Meskipun perpecahan polemik antara Sunni dan Syiah telah berakar panjang dan begitu dalam di tengah tradisi heresiografis Islam, upaya untuk mencapai rekonsiliasi ekumenis atau persatuan (taqrīb atau taqārub) di antara kedua komunitas adalah fenomena yang relatif baru dalam sejarah Islam. Gerakan ini timbul pada akhir abad ke-19, bersamaan dengan berkembangnya gerakan pan-Islamisme di dunia.
Kemunculan gerakan rekonsiliasi antarmazhab Islam ini tidak dapat dilepaskan dari pengaruh pan-Islamisme, yang berusaha menyatukan umat Islam di tengah meningkatnya kolonialisme dan modernisasi. Pada awal abad ke-20, upaya ini mulai terorganisasikan melalui kongres-kongres Islam sedunia pada 1920-an dan 1930-an. Kongres yang dilakukan di tengah gejolaknya kolonialisme dan imperialisme, membuka jalan bagi dialog antarmazhab dan kerja sama lintas sektarian antarmazhab di dalam agama Islam.

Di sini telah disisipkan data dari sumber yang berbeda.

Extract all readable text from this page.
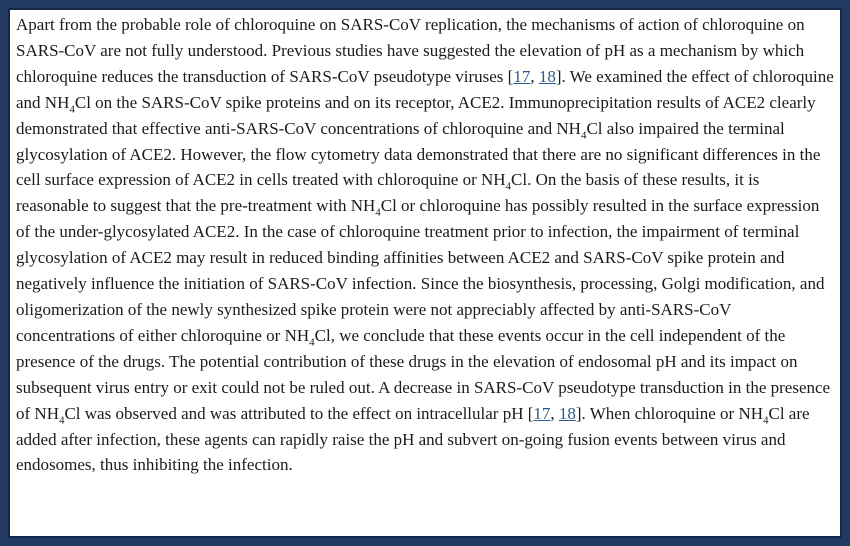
Apart from the probable role of chloroquine on SARS-CoV replication, the mechanisms of action of chloroquine on SARS-CoV are not fully understood. Previous studies have suggested the elevation of pH as a mechanism by which chloroquine reduces the transduction of SARS-CoV pseudotype viruses [17, 18]. We examined the effect of chloroquine and $NH_4Cl$ on the SARS-CoV spike proteins and on its receptor, ACE2. Immunoprecipitation results of ACE2 clearly demonstrated that effective anti-SARS-CoV concentrations of chloroquine and $NH_4Cl$ also impaired the terminal glycosylation of ACE2. However, the flow cytometry data demonstrated that there are no significant differences in the cell surface expression of ACE2 in cells treated with chloroquine or $NH_4Cl$. On the basis of these results, it is reasonable to suggest that the pre-treatment with $NH_4Cl$ or chloroquine has possibly resulted in the surface expression of the under-glycosylated ACE2. In the case of chloroquine treatment prior to infection, the impairment of terminal glycosylation of ACE2 may result in reduced binding affinities between ACE2 and SARS-CoV spike protein and negatively influence the initiation of SARS-CoV infection. Since the biosynthesis, processing, Golgi modification, and oligomerization of the newly synthesized spike protein were not appreciably affected by anti-SARS-CoV concentrations of either chloroquine or $NH_4Cl$, we conclude that these events occur in the cell independent of the presence of the drugs. The potential contribution of these drugs in the elevation of endosomal pH and its impact on subsequent virus entry or exit could not be ruled out. A decrease in SARS-CoV pseudotype transduction in the presence of $NH_4Cl$ was observed and was attributed to the effect on intracellular pH [17, 18]. When chloroquine or $NH_4Cl$ are added after infection, these agents can rapidly raise the pH and subvert on-going fusion events between virus and endosomes, thus inhibiting the infection.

Sebagai kelanjutan dari langkah awal tersebut, muncul organisasi-organisasi dengan nama programatik yang menyediakan forum formal untuk dialog antara ulama Sunni dan Syiah. Diskusi dalam forum ini menjadi tonggak penting dalam upaya mengatasi ketegangan yang telah berlangsung selama berabad-abad.
Intisari
Perselisihan mengenai interpretasi sejarah, baik dalam konteks Eropa maupun Islam, menunjukkan bahwa sejarah adalah medan konflik dari konteks identitas, nilai, dan kekuasaan. Di dunia Islam, relevansi sejarah pada masa awal pertumbuhan dan penyebarannya terus mendefinisikan hubungan antara berbagai kelompok dan menciptakan dinamika polemik yang kompleks.

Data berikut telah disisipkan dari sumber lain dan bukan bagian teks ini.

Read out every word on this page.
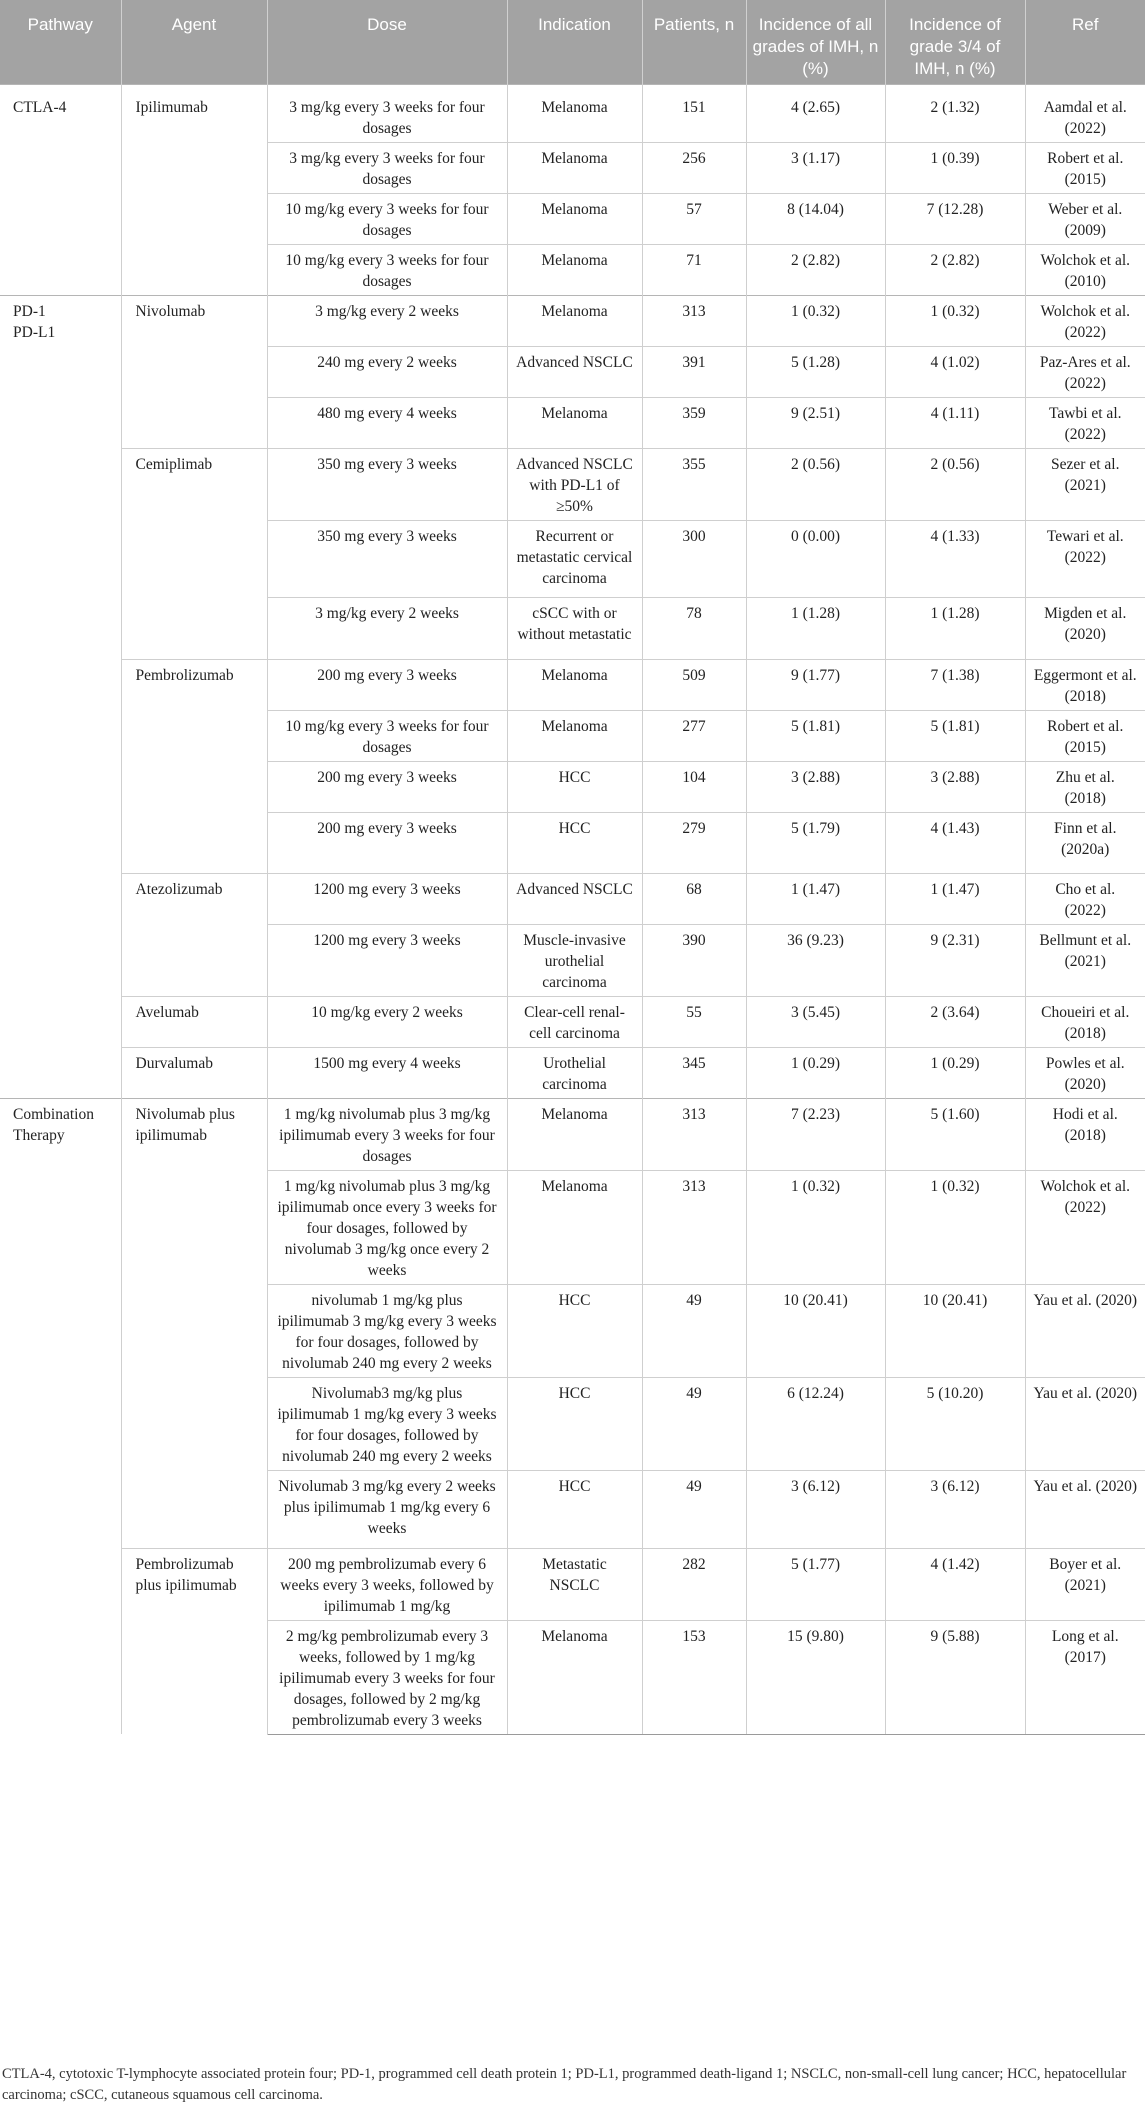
Pathway	Agent	Dose	Indication	Patients, n	Incidence of all grades of IMH, n (%)	Incidence of grade 3/4 of IMH, n (%)	Ref
CTLA-4	Ipilimumab	3 mg/kg every 3 weeks for four dosages	Melanoma	151	4 (2.65)	2 (1.32)	Aamdal et al. (2022)
		3 mg/kg every 3 weeks for four dosages	Melanoma	256	3 (1.17)	1 (0.39)	Robert et al. (2015)
		10 mg/kg every 3 weeks for four dosages	Melanoma	57	8 (14.04)	7 (12.28)	Weber et al. (2009)
		10 mg/kg every 3 weeks for four dosages	Melanoma	71	2 (2.82)	2 (2.82)	Wolchok et al. (2010)

PD-1 PD-L1	Nivolumab	3 mg/kg every 2 weeks	Melanoma	313	1 (0.32)	1 (0.32)	Wolchok et al. (2022)
		240 mg every 2 weeks	Advanced NSCLC	391	5 (1.28)	4 (1.02)	Paz-Ares et al. (2022)
		480 mg every 4 weeks	Melanoma	359	9 (2.51)	4 (1.11)	Tawbi et al. (2022)
	Cemiplimab	350 mg every 3 weeks	Advanced NSCLC with PD-L1 of ≥50%	355	2 (0.56)	2 (0.56)	Sezer et al. (2021)
		350 mg every 3 weeks	Recurrent or metastatic cervical carcinoma	300	0 (0.00)	4 (1.33)	Tewari et al. (2022)
		3 mg/kg every 2 weeks	cSCC with or without metastatic	78	1 (1.28)	1 (1.28)	Migden et al. (2020)
	Pembrolizumab	200 mg every 3 weeks	Melanoma	509	9 (1.77)	7 (1.38)	Eggermont et al. (2018)
		10 mg/kg every 3 weeks for four dosages	Melanoma	277	5 (1.81)	5 (1.81)	Robert et al. (2015)
		200 mg every 3 weeks	HCC	104	3 (2.88)	3 (2.88)	Zhu et al. (2018)
		200 mg every 3 weeks	HCC	279	5 (1.79)	4 (1.43)	Finn et al. (2020a)
	Atezolizumab	1200 mg every 3 weeks	Advanced NSCLC	68	1 (1.47)	1 (1.47)	Cho et al. (2022)
		1200 mg every 3 weeks	Muscle-invasive urothelial carcinoma	390	36 (9.23)	9 (2.31)	Bellmunt et al. (2021)
	Avelumab	10 mg/kg every 2 weeks	Clear-cell renal-cell carcinoma	55	3 (5.45)	2 (3.64)	Choueiri et al. (2018)
	Durvalumab	1500 mg every 4 weeks	Urothelial carcinoma	345	1 (0.29)	1 (0.29)	Powles et al. (2020)
Combination Therapy	Nivolumab plus ipilimumab	1 mg/kg nivolumab plus 3 mg/kg ipilimumab every 3 weeks for four dosages	Melanoma	313	7 (2.23)	5 (1.60)	Hodi et al. (2018)
		1 mg/kg nivolumab plus 3 mg/kg ipilimumab once every 3 weeks for four dosages, followed by nivolumab 3 mg/kg once every 2 weeks	Melanoma	313	1 (0.32)	1 (0.32)	Wolchok et al. (2022)
		nivolumab 1 mg/kg plus ipilimumab 3 mg/kg every 3 weeks for four dosages, followed by nivolumab 240 mg every 2 weeks	HCC	49	10 (20.41)	10 (20.41)	Yau et al. (2020)
		Nivolumab3 mg/kg plus ipilimumab 1 mg/kg every 3 weeks for four dosages, followed by nivolumab 240 mg every 2 weeks	HCC	49	6 (12.24)	5 (10.20)	Yau et al. (2020)
		Nivolumab 3 mg/kg every 2 weeks plus ipilimumab 1 mg/kg every 6 weeks	HCC	49	3 (6.12)	3 (6.12)	Yau et al. (2020)
	Pembrolizumab plus ipilimumab	200 mg pembrolizumab every 6 weeks every 3 weeks, followed by ipilimumab 1 mg/kg	Metastatic NSCLC	282	5 (1.77)	4 (1.42)	Boyer et al. (2021)
		2 mg/kg pembrolizumab every 3 weeks, followed by 1 mg/kg ipilimumab every 3 weeks for four dosages, followed by 2 mg/kg pembrolizumab every 3 weeks	Melanoma	153	15 (9.80)	9 (5.88)	Long et al. (2017)
CTLA-4, cytotoxic T-lymphocyte associated protein four; PD-1, programmed cell death protein 1; PD-L1, programmed death-ligand 1; NSCLC, non-small-cell lung cancer; HCC, hepatocellular carcinoma; cSCC, cutaneous squamous cell carcinoma.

Seperti halnya dalam kasus Jerman dengan perdebatan mengenai Holocaust atau Reich Ketiga, peristiwa-peristiwa awal sejarah di di dunia Islam menjadi dasar bagi pemahaman identitas yang modern. Sejarah bukan sekadar rekaman masa lalu, melainkan juga narasi hidup yang terus dibentuk ulang oleh kebutuhan dan tantangan masa kini.